Bagaimana cara mengobati sindrom iritasi usus besar?

(1) Atropin: Ini adalah penghambat reseptor M-kolin, yang secara efektif dapat meredakan kejang otot polos dan meredakan nyeri, biasanya 0,3-0,5mg sekali, 3 kali sehari secara oral. Biasanya diminum sekali 0,3-0,5 mg tiga kali sehari. Dilarang untuk pasien alergi.

(2) Granisetron: Mengurangi nyeri perut dengan mengurangi sensitivitas visceral melalui sistem saraf enterik. Biasanya 1mg sekali, 2 kali sehari secara oral.

(2) Gejala diare (1) Loperamide: Ini adalah agonis opioid, yang secara efektif dapat menghambat pelepasan asetilkolin dan berperan sebagai sekresi anti-usus untuk secara efektif memperbaiki gejala diare. Dosis awal adalah 2-4mg, 2mg setelah setiap diare, jumlah total 1 hari tidak melebihi 16mg. (2) Montelukast: Ini memiliki kemampuan untuk menutupi selaput lendir saluran pencernaan dan berikatan dengan glikoprotein mukosa, yang dapat memainkan peran anti-diare dengan memperbaiki dan meningkatkan fungsi pertahanan mukosa gastrointestinal terhadap faktor patogen. Umumnya, 1 kantong diminum 3 kali sehari.

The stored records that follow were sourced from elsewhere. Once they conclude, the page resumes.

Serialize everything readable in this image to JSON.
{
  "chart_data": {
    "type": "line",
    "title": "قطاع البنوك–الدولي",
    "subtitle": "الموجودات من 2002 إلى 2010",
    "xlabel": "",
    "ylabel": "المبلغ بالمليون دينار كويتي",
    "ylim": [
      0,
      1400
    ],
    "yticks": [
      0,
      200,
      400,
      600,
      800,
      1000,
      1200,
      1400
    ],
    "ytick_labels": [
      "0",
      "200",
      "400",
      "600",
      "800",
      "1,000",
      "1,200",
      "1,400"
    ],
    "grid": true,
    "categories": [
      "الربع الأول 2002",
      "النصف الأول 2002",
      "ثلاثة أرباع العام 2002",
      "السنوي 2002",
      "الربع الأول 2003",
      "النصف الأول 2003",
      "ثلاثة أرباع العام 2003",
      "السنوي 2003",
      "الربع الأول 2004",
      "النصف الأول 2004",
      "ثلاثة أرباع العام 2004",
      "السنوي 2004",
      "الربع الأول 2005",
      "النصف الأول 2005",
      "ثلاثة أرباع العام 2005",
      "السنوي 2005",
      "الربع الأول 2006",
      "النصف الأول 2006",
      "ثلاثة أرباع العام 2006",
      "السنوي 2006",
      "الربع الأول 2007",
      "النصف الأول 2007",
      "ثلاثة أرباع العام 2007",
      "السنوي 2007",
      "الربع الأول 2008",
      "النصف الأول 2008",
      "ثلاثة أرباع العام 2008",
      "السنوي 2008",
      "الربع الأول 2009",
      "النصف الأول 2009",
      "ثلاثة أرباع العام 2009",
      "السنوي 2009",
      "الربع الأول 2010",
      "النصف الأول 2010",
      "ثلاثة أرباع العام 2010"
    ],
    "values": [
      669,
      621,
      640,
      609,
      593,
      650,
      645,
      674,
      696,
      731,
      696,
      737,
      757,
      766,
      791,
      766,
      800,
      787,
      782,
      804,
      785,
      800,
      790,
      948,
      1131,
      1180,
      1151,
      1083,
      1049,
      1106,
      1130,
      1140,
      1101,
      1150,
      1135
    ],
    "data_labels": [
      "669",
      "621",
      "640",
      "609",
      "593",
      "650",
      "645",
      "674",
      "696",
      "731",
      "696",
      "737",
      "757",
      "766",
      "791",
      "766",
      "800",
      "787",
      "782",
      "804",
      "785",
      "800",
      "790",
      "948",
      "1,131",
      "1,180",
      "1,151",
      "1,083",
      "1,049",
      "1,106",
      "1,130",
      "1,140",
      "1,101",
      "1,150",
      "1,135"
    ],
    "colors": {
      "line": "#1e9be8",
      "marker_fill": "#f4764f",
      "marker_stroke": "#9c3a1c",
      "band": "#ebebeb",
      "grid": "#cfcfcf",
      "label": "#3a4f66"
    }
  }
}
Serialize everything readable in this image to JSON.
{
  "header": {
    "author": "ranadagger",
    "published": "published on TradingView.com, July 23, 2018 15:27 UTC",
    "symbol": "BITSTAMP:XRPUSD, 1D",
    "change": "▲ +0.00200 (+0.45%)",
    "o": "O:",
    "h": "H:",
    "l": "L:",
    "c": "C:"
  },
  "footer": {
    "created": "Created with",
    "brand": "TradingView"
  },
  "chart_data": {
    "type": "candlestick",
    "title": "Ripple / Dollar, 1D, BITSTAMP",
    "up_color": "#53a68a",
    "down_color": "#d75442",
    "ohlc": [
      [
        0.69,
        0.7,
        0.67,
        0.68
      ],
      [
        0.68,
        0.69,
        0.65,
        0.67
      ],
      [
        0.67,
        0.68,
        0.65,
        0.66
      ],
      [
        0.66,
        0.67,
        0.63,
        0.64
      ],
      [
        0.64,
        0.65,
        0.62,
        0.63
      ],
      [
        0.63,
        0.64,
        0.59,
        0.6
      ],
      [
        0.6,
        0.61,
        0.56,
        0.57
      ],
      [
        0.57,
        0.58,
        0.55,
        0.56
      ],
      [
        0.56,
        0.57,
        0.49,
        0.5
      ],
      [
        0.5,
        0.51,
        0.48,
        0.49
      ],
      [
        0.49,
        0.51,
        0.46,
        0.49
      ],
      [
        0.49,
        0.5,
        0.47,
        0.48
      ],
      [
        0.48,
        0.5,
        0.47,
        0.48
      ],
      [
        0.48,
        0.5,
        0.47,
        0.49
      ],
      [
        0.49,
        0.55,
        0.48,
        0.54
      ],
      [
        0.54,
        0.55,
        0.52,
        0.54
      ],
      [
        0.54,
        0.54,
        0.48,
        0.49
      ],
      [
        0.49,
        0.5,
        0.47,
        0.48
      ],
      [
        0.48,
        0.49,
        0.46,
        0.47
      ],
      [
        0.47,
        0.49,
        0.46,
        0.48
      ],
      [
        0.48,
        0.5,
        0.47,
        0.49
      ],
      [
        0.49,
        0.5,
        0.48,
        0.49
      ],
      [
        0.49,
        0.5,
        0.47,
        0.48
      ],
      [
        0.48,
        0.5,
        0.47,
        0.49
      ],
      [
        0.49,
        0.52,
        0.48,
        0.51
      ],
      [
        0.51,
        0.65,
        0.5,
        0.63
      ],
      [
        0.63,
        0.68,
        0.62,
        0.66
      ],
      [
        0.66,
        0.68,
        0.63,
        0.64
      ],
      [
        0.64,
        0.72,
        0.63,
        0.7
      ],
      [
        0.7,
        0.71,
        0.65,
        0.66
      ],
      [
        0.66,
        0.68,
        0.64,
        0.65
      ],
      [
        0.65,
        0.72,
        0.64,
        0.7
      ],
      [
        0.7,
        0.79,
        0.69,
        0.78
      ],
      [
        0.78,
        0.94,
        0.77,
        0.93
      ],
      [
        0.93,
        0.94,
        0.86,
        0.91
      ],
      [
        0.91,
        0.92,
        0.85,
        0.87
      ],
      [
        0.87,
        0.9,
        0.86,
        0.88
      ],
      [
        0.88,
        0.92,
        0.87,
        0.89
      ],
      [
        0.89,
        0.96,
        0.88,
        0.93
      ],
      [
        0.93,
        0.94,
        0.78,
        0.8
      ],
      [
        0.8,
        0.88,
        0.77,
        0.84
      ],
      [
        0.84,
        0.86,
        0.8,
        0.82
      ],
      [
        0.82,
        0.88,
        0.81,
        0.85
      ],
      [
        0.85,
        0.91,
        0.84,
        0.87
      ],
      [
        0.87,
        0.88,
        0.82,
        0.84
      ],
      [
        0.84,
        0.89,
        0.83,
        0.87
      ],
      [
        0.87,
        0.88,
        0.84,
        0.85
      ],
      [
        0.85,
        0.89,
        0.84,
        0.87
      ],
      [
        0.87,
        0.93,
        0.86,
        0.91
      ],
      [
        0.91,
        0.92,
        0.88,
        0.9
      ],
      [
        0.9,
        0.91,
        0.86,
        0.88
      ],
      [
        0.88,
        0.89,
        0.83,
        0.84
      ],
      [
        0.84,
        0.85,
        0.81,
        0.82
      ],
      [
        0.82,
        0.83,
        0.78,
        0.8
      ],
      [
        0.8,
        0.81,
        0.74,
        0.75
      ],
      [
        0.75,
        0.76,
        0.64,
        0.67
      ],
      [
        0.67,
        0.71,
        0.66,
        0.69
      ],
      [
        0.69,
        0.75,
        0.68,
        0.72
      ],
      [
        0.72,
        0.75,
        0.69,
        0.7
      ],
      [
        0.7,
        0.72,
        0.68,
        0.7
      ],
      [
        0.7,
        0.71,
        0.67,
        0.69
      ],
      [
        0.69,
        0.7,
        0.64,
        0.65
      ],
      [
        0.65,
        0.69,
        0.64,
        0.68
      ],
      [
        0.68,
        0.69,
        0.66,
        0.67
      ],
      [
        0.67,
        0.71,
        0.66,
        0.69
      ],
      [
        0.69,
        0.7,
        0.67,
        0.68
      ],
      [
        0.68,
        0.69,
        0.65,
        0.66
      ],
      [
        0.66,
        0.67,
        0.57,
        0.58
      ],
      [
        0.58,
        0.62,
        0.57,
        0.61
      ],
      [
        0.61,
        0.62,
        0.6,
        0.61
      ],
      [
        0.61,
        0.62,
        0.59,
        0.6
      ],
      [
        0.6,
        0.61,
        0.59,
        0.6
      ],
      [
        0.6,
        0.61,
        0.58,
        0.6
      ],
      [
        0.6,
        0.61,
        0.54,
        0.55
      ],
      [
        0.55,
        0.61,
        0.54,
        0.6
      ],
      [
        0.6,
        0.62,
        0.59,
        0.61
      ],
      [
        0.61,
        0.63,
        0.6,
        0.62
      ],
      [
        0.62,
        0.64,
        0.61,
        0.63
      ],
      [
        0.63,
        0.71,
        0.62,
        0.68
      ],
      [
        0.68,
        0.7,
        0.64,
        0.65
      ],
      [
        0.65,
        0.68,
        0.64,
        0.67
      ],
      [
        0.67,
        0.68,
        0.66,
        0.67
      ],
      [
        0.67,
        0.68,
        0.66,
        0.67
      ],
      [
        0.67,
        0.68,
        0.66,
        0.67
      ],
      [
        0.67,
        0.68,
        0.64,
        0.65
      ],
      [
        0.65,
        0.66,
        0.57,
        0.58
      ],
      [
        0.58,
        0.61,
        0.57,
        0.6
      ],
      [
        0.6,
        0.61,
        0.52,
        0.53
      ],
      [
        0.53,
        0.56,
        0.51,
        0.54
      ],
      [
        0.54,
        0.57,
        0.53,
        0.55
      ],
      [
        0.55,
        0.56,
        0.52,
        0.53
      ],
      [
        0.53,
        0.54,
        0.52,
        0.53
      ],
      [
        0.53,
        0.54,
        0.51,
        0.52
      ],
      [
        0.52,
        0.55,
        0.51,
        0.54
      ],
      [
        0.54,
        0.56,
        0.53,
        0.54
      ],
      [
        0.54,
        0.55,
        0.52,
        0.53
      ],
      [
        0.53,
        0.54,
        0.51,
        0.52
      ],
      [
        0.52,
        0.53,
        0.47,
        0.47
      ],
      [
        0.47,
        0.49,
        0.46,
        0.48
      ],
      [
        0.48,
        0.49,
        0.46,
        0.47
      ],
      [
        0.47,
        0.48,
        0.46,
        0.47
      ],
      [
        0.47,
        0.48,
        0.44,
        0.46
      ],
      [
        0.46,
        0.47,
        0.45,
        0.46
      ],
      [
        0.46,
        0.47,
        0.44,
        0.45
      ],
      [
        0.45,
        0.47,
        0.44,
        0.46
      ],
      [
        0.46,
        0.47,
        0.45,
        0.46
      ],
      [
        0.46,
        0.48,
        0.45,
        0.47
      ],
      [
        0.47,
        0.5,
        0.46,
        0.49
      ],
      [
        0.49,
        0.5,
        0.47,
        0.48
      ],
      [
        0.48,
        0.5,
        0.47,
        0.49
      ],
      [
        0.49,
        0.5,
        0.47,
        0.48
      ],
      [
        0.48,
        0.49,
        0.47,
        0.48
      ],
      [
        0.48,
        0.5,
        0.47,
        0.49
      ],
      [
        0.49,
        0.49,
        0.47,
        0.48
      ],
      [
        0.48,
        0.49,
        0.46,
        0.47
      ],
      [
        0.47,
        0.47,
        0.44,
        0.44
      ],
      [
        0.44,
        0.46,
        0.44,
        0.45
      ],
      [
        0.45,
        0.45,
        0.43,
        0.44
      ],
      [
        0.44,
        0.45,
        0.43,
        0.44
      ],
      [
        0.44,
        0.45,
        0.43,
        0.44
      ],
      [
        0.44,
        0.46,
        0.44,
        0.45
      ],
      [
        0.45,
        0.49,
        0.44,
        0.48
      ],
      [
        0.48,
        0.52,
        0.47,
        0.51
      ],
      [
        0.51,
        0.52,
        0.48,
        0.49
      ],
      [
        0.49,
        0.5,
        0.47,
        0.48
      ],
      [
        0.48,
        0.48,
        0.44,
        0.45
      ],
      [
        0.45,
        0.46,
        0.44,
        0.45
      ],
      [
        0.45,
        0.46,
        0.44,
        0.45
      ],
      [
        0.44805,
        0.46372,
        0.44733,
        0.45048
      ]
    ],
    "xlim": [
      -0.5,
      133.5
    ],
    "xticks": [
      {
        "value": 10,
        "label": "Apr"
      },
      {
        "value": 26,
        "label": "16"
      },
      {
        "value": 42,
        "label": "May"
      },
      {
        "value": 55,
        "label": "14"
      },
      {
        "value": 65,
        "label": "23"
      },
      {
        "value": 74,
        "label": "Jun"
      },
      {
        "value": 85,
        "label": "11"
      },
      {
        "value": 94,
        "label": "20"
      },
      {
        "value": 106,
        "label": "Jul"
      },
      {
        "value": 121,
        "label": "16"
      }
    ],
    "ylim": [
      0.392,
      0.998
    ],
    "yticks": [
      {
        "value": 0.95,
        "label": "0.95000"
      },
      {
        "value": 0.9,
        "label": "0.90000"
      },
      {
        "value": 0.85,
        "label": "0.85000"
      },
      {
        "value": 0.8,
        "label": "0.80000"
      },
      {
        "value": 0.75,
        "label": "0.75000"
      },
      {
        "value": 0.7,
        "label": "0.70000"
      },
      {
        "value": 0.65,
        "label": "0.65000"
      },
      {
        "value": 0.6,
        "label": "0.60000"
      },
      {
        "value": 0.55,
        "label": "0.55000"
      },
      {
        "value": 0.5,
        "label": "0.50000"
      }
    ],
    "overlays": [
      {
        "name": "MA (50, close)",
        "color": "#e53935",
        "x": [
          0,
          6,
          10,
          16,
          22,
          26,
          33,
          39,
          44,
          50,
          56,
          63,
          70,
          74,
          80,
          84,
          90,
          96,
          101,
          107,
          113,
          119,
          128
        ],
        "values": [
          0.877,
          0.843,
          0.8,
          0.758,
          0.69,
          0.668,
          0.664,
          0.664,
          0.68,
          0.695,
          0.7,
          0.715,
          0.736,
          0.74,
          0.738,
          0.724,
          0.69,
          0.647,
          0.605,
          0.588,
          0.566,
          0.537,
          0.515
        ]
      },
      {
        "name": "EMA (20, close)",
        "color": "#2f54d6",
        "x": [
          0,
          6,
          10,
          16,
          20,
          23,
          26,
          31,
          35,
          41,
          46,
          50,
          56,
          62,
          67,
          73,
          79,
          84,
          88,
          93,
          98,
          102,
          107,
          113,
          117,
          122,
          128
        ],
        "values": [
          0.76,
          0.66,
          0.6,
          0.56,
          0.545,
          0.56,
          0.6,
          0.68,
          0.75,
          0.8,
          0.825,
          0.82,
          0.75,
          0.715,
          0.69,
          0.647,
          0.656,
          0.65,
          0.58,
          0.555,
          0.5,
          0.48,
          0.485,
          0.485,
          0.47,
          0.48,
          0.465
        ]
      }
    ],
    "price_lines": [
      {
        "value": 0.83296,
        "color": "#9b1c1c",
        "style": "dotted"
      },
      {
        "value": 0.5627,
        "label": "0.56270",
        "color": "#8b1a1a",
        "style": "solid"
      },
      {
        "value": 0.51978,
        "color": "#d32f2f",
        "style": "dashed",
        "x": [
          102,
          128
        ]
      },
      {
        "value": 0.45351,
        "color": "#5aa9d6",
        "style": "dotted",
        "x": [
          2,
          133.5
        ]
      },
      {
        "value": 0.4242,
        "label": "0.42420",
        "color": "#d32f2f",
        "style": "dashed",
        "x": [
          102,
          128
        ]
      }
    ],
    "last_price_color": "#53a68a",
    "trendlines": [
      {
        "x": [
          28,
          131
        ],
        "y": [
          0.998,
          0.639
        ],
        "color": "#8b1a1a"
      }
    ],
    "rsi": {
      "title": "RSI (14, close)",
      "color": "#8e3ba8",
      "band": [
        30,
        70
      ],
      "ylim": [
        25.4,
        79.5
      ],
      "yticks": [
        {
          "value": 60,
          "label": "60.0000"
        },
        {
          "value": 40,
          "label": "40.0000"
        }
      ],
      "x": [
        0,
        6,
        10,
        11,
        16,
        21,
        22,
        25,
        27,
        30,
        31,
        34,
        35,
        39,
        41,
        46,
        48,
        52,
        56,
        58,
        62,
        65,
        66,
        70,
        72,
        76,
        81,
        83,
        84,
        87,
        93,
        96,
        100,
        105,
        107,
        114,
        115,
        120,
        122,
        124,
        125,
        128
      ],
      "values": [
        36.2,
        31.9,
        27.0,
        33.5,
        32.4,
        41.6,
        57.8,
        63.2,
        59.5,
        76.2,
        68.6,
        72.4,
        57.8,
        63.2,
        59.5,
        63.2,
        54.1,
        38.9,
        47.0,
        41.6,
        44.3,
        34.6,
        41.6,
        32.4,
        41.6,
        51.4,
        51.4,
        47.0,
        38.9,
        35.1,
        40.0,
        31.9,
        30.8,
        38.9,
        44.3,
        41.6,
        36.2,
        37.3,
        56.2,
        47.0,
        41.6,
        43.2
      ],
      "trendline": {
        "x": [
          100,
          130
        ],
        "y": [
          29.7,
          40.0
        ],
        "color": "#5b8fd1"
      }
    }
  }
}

3, ketika gejala sembelit muncul (1) laktulosa: dapat melunakkan tinja dengan meningkatkan tekanan osmotik lokal di usus dan secara efektif meningkatkan sembelit. 15-30ml sehari, dapat dikurangi sesuai dengan kondisi pasien dalam jumlah yang sesuai. (2) Tegaserod: Ini adalah obat motilitas usus, yang dapat mempercepat pergerakan usus dan meningkatkan ekskresi tinja: Memiliki efek antidepresan dan dapat mengurangi sensitivitas visceral sehingga secara efektif memperbaiki gejala kejiwaan. Ambil 20mg sehari selama 2-3 minggu, dan sesuaikan dosisnya sesuai dengan situasi.

(2) Amitriptyline: Memiliki efek antidepresan dan secara efektif dapat memperbaiki suasana hati. 25mg sekali, diminum 2-3 kali sehari.